La edición como parte de una identidad visual
En el mundo del marketing, la edición fotográfica no se debe entender como un retoque de carácter aislado, sino que es una pieza que está dentro de la propia identidad visual de las marcas. Las imágenes, es un hecho que no deben verse solamente bien; tienen que parecer que son parte del mismo universo en lo visual. Este es uno de los aprendizajes de más valor que puede aportar la formación.
Las marcas pueden utilizar siempre una gama de color en concreto, una clase de contraste, un tipo de brillo o un estilo compositivo que se encargue de reforzar su propia personalidad.
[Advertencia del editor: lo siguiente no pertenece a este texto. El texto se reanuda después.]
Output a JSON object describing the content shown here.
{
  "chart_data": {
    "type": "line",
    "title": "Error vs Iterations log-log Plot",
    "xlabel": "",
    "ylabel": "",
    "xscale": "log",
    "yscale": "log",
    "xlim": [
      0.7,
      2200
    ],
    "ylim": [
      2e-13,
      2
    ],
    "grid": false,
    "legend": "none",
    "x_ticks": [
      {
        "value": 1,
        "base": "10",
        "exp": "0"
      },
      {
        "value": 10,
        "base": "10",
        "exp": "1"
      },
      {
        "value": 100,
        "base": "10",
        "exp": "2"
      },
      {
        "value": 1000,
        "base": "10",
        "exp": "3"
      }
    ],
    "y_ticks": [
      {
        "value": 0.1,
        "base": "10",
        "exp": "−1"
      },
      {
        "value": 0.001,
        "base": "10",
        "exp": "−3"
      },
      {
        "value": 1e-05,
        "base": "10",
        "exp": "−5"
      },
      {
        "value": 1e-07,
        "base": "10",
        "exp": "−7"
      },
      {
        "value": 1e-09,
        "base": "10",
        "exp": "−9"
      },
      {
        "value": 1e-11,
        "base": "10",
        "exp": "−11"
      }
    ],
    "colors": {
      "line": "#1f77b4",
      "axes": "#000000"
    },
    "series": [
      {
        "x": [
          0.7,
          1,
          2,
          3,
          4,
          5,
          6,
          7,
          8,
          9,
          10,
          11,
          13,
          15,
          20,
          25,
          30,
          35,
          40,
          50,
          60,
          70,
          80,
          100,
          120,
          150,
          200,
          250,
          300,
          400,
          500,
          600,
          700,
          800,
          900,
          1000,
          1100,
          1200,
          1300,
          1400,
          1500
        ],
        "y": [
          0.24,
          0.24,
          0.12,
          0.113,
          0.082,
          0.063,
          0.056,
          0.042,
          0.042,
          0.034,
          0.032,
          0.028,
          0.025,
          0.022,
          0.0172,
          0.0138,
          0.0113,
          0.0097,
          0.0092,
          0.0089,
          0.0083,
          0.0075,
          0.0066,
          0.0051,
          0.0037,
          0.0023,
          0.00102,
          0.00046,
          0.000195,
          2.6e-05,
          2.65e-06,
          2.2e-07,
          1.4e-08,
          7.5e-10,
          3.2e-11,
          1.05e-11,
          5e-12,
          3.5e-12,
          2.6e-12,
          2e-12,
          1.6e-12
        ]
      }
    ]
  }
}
La edición de fotos vale para que se unifiquen estos criterios y se apliquen de manera constante en varios soportes.
Cuando una empresa publica fotos que siguen en una misma línea, el usuario la reconocerá más fácilmente y la percibirá como más cuidada.
Esto es de gran utilidad en las redes sociales, en las que la presencia visual tiene mucho peso. Un feed que esté bien ordenado, que sea coherente y se encuentre bien editado va a transmitir profesionalidad. En el sector del marketing, la profesionalidad visual se traduce en una mayor confianza, mejor recuerdo de marca y una comunicación bastante más efectiva.
La formación en edición aporta valor profesional
El hecho de aprender edición de fotos no solo mejora el trabajo a nivel visual. Lo que hace es ampliar el perfil profesional de quien se forma. En el mundo del marketing, cada vez están más valorados los perfiles versátiles, puesto que son capaces de resolver muchas tareas de forma autónoma. Si se sabe editar imágenes, se cuenta con una competencia de gran utilidad para CM, responsables de contenido, técnicos de comunicación, freelance o pequeños equipos que tienen que producir mucho con pocos recursos.
Una formación de este tipo hace posible que se entienda mejor el lenguaje visual. Los que saben editar no solo retocan; del mismo fondo detectan errores a nivel de composición, de iluminación o de enfoque que antes podían acabar pasando desapercibidos.
Todo esto ayuda a que se produzca contenido con más solidez desde un principio y que se tomen decisiones más acertadas mientras se planifican las campañas.
Después de todo lo que hemos comentado, ahora seguro que ya tienes más clara la relevancia que tienen en el mundo del marketing actual.